Mike Slater said some native birds had also been lost to 1080 through the pest control operations, including four out of 48 kea tracked at sites in South Westland, Kahurangi National Park, Arthur’s Pass National Park and at Lake Rotoiti.

“It’s unfortunate to lose any kea but without protection most kea chicks are killed by stoats so the overall benefits of these operations outweigh individual losses.”

Mike Slater said rat populations reached extreme levels at some sites and there were lower knock down rates than expected in a small number of operations although rat numbers still plummeted. 

“We are closely analysing results so we can pinpoint the factors such as timing and sowing rates that we could improve in future predator plague responses.” 

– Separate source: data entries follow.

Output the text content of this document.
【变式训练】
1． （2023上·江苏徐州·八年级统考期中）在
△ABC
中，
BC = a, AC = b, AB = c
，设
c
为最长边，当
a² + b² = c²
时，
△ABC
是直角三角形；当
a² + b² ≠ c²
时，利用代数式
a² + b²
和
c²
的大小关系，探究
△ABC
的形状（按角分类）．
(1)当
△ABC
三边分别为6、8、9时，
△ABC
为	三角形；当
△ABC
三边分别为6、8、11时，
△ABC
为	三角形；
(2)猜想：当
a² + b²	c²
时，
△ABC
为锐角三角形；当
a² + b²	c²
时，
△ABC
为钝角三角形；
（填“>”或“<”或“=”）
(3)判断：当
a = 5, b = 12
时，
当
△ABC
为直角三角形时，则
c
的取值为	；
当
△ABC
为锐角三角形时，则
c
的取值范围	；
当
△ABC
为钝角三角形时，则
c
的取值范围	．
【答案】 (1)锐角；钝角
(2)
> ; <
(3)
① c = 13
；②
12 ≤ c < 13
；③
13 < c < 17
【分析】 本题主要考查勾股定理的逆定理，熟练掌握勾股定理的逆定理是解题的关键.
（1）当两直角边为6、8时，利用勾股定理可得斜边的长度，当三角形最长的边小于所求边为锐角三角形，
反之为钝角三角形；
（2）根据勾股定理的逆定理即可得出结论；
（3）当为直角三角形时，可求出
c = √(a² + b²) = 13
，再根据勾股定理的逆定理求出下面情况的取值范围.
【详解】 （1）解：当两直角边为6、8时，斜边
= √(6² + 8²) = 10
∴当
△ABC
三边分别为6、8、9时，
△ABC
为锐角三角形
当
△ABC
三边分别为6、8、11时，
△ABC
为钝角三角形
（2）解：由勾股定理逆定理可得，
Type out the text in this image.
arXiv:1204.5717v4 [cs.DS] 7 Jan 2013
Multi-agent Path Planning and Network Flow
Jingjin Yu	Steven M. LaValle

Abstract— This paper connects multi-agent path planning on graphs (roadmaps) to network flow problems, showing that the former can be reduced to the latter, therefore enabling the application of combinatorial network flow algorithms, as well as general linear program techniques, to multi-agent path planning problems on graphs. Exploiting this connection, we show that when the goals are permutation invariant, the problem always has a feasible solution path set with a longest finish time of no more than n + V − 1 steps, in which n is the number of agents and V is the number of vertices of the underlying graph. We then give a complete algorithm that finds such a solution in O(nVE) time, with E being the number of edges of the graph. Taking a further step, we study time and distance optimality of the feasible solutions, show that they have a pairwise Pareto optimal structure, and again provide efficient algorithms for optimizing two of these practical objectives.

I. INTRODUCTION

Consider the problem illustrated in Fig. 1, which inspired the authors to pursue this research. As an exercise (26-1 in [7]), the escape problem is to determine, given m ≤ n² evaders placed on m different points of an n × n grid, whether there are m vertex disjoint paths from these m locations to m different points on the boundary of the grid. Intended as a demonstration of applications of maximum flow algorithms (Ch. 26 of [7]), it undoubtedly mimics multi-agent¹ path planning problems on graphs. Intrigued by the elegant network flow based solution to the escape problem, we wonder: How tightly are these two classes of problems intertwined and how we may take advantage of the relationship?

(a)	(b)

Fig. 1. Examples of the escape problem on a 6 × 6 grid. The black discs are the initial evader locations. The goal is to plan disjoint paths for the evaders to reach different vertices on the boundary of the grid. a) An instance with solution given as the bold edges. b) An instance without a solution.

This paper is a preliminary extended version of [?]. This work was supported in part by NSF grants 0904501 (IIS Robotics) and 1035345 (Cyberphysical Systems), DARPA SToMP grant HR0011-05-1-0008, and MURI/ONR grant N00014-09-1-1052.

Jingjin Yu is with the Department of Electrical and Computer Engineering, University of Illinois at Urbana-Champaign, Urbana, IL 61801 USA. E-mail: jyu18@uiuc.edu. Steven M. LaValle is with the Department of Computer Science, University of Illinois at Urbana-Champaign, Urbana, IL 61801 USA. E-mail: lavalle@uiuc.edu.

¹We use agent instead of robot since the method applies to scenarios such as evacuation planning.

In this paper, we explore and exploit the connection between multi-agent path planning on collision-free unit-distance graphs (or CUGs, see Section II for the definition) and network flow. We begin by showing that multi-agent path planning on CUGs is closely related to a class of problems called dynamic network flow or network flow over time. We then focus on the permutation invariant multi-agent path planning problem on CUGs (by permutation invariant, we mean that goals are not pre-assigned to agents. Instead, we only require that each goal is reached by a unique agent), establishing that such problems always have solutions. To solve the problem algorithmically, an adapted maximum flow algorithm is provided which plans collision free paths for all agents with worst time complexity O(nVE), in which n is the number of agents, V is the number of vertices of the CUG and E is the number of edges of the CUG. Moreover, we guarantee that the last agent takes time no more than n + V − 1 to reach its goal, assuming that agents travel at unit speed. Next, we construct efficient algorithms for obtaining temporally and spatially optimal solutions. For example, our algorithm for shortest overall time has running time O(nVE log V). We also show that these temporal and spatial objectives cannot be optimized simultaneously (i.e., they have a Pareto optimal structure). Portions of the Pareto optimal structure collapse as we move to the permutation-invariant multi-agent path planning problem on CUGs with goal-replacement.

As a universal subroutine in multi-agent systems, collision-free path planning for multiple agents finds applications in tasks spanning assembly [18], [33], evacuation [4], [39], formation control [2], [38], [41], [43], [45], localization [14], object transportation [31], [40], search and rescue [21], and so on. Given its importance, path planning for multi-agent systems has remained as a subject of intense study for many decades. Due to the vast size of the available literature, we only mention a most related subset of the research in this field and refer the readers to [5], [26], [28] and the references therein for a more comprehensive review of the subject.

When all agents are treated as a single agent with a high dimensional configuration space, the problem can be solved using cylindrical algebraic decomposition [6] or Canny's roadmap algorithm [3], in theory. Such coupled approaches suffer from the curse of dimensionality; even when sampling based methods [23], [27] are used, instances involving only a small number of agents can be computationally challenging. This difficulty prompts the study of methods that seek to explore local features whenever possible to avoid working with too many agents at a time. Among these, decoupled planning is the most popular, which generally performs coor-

DOC is planning to carry out aerial 1080 pest control over about 250,000 hectares this year – about 50,000 hectares more than normal – to protect vulnerable native species from pests, said Mike Slater.

“We are not expecting another beech mast this year but the Battle for our Birds continues and DOC is committed to extending our regular pest control work to protect our most at-risk native animals and plants.” 

Background information

  • DOC’s 2014/15 Battle for our Birds pest control programme was targeted to combat a seed-fuelled plague of rodents and stoats across large areas of South Island beech forests. Operations were designed to protect at-risk populations of mōhua/yellowhead, kākāriki/parakeet, kiwi, whio/blue duck, kea, kākā, rock wren, giant land snails and native bats. 
  • DOC monitors rat numbers using tracking tunnels before and after pest control operations to show their success and results are shown in the graph below.  
  • Stoats are only monitored once a year after they breed in the summer. Results from stoat tracking show stoat plagues were prevented at all 15 sites analysed to date.  
  • DOC is continuing to closely monitor key at-risk native bird and bat species (mōhua, whio, long-tailed bats, rock wren and kea) at a number of sites to gauge the on-going effects of pest control.

Rat tracking before and after aerial 1080 operations at South Island sites.
View larger (JPG, 126K)

Further information

How are the pest control operations judged a success? 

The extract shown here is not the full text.